Find the Vector in the New Position Obtained by Rotation The vector $\vec{OP}=\hat{i}+2\hat{j}+2\hat{k}$ turns through a right angle,passing through the positive $x-$axis on the way.Find the vector in the new position.

Let the new position of the vector be $OP'=x\hat{i}+y\hat{j}+z\hat{k}$.As $OP$ is making $90$ degrees with $OP'$.
So $(x\hat{i}+y\hat{j}+z\hat{k}).(\hat{i}+2\hat{j}+2\hat{k})=0\Rightarrow x+2y+2z=0$
Also $|\vec{OP}|=|\vec{OP'}|$
$x^2+y^2+z^2=9$
Now i have only two equations and three variables to find.I cannot solve to find $x,y,z$.I dont to how to use the statement "passing through the positive $x-$axis on the way".Maybe that can give me the required equation.
Please help me.Thanks.
 A: If we say that the vector moves in such a way that it touches the $x$ axis then we  (perhaps) may assume that it moves in the plane determined by $\vec i$ and $\vec i+2\vec j+ 2\vec k$, the vector itself.

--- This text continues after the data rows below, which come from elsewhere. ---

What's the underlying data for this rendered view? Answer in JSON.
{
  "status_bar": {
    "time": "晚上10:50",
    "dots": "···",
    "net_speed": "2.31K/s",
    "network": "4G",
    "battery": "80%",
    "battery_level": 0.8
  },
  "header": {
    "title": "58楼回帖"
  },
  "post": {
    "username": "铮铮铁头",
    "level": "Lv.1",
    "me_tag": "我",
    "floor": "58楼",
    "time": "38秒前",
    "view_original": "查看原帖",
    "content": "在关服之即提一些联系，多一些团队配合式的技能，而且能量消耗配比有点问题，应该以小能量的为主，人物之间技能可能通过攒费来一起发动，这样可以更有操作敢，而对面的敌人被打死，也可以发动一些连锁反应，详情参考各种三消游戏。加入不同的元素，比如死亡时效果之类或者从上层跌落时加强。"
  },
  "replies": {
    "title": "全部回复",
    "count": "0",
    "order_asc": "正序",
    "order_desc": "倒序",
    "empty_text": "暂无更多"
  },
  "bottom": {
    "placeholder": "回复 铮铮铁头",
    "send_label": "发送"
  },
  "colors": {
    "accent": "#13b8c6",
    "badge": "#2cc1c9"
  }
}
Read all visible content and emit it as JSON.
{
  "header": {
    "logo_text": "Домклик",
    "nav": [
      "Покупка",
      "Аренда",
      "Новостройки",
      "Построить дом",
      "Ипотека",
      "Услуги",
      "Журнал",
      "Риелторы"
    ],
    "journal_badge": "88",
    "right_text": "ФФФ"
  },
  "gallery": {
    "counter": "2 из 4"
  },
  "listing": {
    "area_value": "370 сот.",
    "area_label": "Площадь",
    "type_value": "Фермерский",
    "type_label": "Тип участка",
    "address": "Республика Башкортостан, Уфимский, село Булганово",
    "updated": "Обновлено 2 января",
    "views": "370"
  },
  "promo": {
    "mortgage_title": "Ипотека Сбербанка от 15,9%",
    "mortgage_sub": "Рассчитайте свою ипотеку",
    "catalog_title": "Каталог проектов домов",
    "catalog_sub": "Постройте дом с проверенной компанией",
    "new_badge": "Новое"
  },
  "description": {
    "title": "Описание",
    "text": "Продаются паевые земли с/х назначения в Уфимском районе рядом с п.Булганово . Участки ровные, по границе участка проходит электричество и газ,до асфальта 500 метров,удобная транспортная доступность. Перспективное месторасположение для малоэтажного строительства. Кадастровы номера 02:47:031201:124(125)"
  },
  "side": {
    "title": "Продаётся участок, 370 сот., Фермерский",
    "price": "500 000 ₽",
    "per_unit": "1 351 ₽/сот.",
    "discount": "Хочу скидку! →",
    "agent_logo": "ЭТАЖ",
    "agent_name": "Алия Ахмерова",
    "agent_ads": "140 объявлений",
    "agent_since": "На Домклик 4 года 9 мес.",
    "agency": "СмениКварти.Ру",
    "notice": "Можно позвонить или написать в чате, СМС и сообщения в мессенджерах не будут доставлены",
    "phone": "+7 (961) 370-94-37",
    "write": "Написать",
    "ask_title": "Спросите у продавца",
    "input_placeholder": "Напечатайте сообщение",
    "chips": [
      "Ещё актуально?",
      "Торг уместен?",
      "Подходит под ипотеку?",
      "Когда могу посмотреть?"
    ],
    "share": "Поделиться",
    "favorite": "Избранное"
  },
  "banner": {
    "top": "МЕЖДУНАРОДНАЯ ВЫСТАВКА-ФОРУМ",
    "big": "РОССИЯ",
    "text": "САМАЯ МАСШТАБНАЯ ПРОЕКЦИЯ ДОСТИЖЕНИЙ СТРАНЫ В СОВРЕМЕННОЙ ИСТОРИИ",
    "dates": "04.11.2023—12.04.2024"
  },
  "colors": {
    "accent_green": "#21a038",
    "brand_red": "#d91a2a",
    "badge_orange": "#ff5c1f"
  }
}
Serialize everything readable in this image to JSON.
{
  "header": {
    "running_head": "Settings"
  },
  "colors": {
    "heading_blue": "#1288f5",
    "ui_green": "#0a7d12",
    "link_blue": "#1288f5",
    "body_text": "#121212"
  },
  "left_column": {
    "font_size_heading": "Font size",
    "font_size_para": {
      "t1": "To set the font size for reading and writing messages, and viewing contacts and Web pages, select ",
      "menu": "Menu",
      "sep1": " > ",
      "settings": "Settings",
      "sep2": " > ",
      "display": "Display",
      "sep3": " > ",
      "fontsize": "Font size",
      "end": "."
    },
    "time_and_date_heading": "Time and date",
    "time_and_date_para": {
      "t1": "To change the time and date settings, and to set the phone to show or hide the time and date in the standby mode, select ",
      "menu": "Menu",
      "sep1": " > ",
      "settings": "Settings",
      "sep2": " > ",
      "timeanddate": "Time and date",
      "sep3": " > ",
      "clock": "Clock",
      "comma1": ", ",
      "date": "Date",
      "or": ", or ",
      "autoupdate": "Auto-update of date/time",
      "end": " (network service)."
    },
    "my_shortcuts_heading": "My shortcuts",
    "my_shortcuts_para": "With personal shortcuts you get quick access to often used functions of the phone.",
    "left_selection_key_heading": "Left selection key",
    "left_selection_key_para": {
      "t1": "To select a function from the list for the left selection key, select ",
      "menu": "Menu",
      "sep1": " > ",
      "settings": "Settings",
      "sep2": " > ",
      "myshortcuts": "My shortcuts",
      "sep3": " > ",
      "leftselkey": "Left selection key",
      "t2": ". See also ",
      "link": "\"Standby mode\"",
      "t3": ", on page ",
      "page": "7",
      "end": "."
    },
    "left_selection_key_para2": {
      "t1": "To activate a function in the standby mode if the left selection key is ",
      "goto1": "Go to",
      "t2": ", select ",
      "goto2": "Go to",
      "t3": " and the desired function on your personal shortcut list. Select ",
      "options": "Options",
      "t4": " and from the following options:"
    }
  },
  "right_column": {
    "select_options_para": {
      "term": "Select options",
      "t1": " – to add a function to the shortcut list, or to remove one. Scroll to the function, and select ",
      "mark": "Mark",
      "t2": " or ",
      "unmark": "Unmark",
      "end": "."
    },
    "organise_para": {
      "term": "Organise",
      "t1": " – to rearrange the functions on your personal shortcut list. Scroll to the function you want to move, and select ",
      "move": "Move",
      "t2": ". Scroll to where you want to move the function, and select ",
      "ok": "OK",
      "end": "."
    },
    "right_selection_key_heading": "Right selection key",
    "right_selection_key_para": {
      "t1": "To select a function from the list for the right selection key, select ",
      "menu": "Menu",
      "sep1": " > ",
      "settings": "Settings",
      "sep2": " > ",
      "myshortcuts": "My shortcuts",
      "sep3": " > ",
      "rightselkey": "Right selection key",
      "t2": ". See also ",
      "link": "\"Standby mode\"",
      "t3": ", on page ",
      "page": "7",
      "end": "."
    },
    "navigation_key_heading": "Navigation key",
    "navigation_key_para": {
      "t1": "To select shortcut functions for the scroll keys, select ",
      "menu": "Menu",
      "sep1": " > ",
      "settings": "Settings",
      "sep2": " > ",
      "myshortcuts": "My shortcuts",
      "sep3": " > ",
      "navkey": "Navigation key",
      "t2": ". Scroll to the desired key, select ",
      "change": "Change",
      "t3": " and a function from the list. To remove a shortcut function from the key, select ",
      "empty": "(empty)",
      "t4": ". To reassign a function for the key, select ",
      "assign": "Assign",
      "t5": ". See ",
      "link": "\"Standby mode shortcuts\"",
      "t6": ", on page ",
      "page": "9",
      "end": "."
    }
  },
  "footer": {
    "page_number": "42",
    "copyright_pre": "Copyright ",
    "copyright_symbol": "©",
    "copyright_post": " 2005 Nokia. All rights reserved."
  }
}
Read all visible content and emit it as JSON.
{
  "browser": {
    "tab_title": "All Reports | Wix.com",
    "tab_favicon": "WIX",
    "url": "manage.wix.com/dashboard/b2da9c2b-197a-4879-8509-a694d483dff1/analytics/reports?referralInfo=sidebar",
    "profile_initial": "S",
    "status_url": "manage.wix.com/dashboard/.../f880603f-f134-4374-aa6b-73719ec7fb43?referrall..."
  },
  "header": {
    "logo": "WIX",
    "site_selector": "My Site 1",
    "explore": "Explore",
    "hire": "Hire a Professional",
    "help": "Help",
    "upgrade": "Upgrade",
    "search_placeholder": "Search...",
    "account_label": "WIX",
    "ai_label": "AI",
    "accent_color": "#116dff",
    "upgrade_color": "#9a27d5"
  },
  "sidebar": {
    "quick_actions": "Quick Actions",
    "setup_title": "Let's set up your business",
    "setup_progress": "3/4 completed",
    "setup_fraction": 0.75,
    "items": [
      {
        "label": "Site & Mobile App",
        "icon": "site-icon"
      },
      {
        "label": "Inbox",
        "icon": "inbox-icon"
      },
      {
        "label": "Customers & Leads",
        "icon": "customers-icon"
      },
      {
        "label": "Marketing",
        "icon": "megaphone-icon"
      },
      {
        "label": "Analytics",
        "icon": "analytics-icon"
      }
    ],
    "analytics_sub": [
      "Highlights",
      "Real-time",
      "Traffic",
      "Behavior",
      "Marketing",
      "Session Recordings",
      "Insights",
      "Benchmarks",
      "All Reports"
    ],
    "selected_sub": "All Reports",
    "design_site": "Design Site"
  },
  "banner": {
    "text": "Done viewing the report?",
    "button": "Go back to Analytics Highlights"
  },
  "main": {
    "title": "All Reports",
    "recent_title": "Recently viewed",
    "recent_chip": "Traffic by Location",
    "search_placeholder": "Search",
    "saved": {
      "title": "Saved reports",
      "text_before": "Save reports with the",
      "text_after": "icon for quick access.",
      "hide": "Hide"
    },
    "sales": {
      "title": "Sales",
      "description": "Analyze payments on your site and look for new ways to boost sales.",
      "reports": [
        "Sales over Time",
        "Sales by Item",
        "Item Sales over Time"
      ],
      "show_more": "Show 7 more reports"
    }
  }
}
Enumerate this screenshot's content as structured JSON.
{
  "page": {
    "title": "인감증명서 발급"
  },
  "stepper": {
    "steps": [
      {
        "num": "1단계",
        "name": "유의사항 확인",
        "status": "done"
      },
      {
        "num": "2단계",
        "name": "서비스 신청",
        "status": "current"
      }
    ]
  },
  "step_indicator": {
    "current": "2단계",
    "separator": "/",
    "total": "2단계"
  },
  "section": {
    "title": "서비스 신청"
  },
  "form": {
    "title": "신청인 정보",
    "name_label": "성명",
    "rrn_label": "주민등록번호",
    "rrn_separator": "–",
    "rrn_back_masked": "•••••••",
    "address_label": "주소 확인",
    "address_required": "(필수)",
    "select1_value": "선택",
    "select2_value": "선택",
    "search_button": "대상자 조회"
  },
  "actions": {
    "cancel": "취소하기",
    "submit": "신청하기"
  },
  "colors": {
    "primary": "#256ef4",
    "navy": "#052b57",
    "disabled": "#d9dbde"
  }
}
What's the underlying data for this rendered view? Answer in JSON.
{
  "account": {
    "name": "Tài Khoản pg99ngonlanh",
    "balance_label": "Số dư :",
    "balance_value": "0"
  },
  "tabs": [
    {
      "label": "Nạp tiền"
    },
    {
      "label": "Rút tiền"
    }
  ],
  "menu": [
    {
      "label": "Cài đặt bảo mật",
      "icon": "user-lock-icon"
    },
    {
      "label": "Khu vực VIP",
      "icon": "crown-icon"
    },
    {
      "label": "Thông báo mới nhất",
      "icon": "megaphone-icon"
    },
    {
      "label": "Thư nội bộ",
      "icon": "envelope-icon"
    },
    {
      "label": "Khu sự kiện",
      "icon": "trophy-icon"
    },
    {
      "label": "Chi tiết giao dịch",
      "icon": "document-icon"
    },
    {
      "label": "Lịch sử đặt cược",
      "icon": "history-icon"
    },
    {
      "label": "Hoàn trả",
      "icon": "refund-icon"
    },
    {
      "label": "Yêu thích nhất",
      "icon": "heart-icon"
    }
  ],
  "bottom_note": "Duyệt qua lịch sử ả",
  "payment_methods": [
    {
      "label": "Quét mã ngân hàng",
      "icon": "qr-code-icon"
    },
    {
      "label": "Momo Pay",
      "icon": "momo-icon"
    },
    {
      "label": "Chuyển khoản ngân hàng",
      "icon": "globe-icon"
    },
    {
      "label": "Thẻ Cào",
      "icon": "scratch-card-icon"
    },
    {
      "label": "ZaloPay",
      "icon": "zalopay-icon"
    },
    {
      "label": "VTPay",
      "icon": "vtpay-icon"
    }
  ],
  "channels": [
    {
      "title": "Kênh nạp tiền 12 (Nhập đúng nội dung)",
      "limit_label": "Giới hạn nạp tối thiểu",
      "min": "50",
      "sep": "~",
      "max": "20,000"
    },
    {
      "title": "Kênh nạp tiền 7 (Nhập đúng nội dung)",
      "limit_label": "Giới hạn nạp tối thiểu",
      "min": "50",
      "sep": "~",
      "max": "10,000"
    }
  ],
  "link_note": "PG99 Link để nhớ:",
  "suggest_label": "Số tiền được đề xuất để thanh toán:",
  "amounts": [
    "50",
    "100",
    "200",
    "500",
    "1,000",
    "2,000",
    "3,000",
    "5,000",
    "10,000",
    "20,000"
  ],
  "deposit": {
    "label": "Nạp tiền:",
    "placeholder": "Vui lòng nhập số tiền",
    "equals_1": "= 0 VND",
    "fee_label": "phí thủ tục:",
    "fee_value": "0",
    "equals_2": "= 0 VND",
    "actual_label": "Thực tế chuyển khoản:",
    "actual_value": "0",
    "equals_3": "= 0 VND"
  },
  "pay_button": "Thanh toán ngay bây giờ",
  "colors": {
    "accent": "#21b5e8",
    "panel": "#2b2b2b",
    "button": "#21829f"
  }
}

A normal vector to this plane is $\vec i \times  (\vec i+2\vec j+ 2\vec k)=-2\vec j+2 \vec k.$ The equation of such a plane is $y=z.$
So we have the following equations
$$x^2+2z^2=9$$
$$x+4z=0.$$
From here 
$$z=\pm\frac{1}{\sqrt2}.$$
The rest follows. Note that there are two solutions in general. But one of them does not touch the $x$ axis while moving along the simplest path. Our (Okham) solution is
$$y=z=-\frac{1}{\sqrt{2}}\,\,\text{and }\,\, \, x=\frac4{\sqrt2}$$
in other words the new position of $\vec{OP}$ is $$\frac4{\sqrt2}\vec i-\frac{1}{\sqrt{2}}\vec j- \frac{1}{\sqrt{2}}\vec k.$$
A: Systematic Approach
Every rotation has two characteristics. The first one is the axis of rotation and the second one is the angle of rotation. Suppose that you have a given vector $\bf{r}$. Then, we want to find the rotation of this vector around the axis $L$ with the director $\bf{l}$ by the angle $\Phi$. If we call the vector after rotation $\bf{r'}$, then it can be proved that the following formula will hold
$$\boxed{
{\bf{r'}} = \cos \Phi {\bf{r}} + \sin \Phi {\bf{l}} \times {\bf{r}} + \left( {1 - \cos \Phi } \right)\left( {{\bf{r}}.{\bf{l}}} \right){\bf{l}}
}$$
you can find the proof on the net. Now, in your question we have 
$$\eqalign{
  & {\bf{r}} = \left( {1,2,2} \right)  \cr 
  & \Phi  = \frac{\pi }{2}  \cr 
  & {\bf{l}} = \frac{{{\bf{r}} \times {\bf{i}}}}{{\left\| {{\bf{r}} \times {\bf{i}}} \right\|}}\,\,\,\,\,\, \to \,\,\,\,\,{\bf{r}}.{\bf{l}} = 0 \cr} $$
put it into the formula and do the computations. In this case, the formula reduces to
$${\bf{r'}} = {\bf{l}} \times {\bf{r}}$$

Your Approach
If you want to solve the problem by writing down equations and solving for the three unknown components of ${{\bf{r'}}}$ there is some other ways. In your problem ${\bf{r'}}.{\bf{l}} = 0$ and $\Phi  = \frac{\pi }{2}$ hold. We can take advantage of these. So the system that you should solve is
$$\eqalign{
  & {\bf{r'}}.{\bf{r}} = 0  \cr 
  & r' = r  \cr 
  & {\bf{r'}}.{\bf{l}} = 0 \cr} $$
where the first one states that the rotated vector is perpendicular to the original one. The second one says that the length of the rotated vector and the original vector are equal. The third one emphasize this fact that the rotated vector is in the plane perpendicular to the rotation axis.